New Zealand businesses must start to plan for the consequences of climate change at board level this year, or they risk being caught out as proposed legislative change shakes up emissions trading.
A new report by law firm Bell Gully highlights proposed changes to the New Zealand Emissions Trading Scheme (ETS) which could mean businesses who have emissions obligations around climate change may, in the near future, start to find it harder and more costly to gain access to the units they need to do so. If these changes are accepted by the government, business leaders could also see unit prices rise sharply as availability reduces.

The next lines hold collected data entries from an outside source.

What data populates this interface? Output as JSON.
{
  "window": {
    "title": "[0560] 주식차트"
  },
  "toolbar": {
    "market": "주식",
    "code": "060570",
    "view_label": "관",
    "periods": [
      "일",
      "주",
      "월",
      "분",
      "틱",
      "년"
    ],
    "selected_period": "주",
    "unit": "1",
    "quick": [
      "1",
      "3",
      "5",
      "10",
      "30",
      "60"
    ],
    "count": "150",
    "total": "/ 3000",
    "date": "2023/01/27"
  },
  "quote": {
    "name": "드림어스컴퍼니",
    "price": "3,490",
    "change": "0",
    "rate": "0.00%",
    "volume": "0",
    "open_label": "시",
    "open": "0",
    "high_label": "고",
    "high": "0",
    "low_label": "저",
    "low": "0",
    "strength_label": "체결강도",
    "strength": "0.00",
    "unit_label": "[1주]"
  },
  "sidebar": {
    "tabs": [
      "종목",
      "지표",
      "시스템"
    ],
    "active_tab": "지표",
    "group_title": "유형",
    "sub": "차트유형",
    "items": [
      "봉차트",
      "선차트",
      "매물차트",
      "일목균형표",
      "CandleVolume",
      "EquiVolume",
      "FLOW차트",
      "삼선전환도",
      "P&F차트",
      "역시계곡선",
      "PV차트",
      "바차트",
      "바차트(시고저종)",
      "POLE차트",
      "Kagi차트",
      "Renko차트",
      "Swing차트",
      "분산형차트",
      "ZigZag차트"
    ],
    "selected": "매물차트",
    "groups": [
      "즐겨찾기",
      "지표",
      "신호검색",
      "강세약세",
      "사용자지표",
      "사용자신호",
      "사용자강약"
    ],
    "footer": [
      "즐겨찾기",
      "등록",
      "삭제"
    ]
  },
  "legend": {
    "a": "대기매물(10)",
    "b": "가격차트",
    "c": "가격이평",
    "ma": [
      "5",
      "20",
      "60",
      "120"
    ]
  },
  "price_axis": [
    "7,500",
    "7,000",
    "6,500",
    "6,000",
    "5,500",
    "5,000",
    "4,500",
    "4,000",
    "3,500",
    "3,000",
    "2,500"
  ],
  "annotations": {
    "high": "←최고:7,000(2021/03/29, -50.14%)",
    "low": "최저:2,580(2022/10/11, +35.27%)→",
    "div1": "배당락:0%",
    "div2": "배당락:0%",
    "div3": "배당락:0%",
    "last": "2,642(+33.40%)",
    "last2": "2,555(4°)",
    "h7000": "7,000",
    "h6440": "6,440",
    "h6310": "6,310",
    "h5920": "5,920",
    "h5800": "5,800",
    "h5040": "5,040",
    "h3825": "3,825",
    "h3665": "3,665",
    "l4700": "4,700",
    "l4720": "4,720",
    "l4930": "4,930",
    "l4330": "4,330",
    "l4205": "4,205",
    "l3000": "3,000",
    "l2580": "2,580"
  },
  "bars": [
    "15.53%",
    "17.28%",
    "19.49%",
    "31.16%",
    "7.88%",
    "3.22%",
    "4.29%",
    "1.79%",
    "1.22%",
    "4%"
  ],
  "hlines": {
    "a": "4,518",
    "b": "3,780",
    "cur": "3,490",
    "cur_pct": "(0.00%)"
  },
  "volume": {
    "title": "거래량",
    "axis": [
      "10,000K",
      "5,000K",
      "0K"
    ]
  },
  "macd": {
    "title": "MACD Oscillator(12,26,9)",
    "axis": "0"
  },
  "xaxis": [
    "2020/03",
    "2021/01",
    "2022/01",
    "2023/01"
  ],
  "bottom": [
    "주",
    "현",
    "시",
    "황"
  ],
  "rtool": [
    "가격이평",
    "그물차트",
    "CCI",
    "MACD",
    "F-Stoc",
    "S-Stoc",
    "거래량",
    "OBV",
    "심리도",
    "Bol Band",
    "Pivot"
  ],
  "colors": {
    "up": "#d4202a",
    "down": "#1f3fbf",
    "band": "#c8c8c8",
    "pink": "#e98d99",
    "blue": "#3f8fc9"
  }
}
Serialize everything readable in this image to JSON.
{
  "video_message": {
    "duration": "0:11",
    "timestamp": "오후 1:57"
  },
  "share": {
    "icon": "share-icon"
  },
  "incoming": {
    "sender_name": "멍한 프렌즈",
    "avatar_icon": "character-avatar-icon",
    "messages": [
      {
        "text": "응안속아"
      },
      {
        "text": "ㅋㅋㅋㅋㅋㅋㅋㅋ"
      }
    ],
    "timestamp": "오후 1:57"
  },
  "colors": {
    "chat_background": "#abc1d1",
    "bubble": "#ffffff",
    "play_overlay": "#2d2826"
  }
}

Simon Watt, lead author of The Big Picture: Climate Change and head of Bell Gully's climate change practice said businesses may have previously passed all costs down the supply chain and relied on availability of New Zealand units at a modest cost to meet their obligations, but this will soon become more difficult.
"Meeting ETS obligations has been a fairly administrative and relatively low-cost thing to do over the last five or ten years, but soon it is going to need to be more actively managed and require more attention. Now is the time to get ready," he said.
"Businesses that are exposed to climate change risks should feature it on their board agenda at some point this year – and once it gets on the agenda it should stay on and be kept under review."
The report notes the greater certainty offered by proposed climate change legislation will be good for business. If businesses take the chance to review climate change risks early, seek out new opportunities as the economy transitions, and make good decisions around processes and how carbon emission risks are allocated in their supply contracts, there is scope to reduce and minimise costs in the future.
However, the direction of travel is ultimately one-way: to a low-emissions economy. Climate change will pose real challenges for some businesses, and the rising cost of carbon could materially affect asset values and operating costs. "Business must adapt or risk getting left behind," said Watt.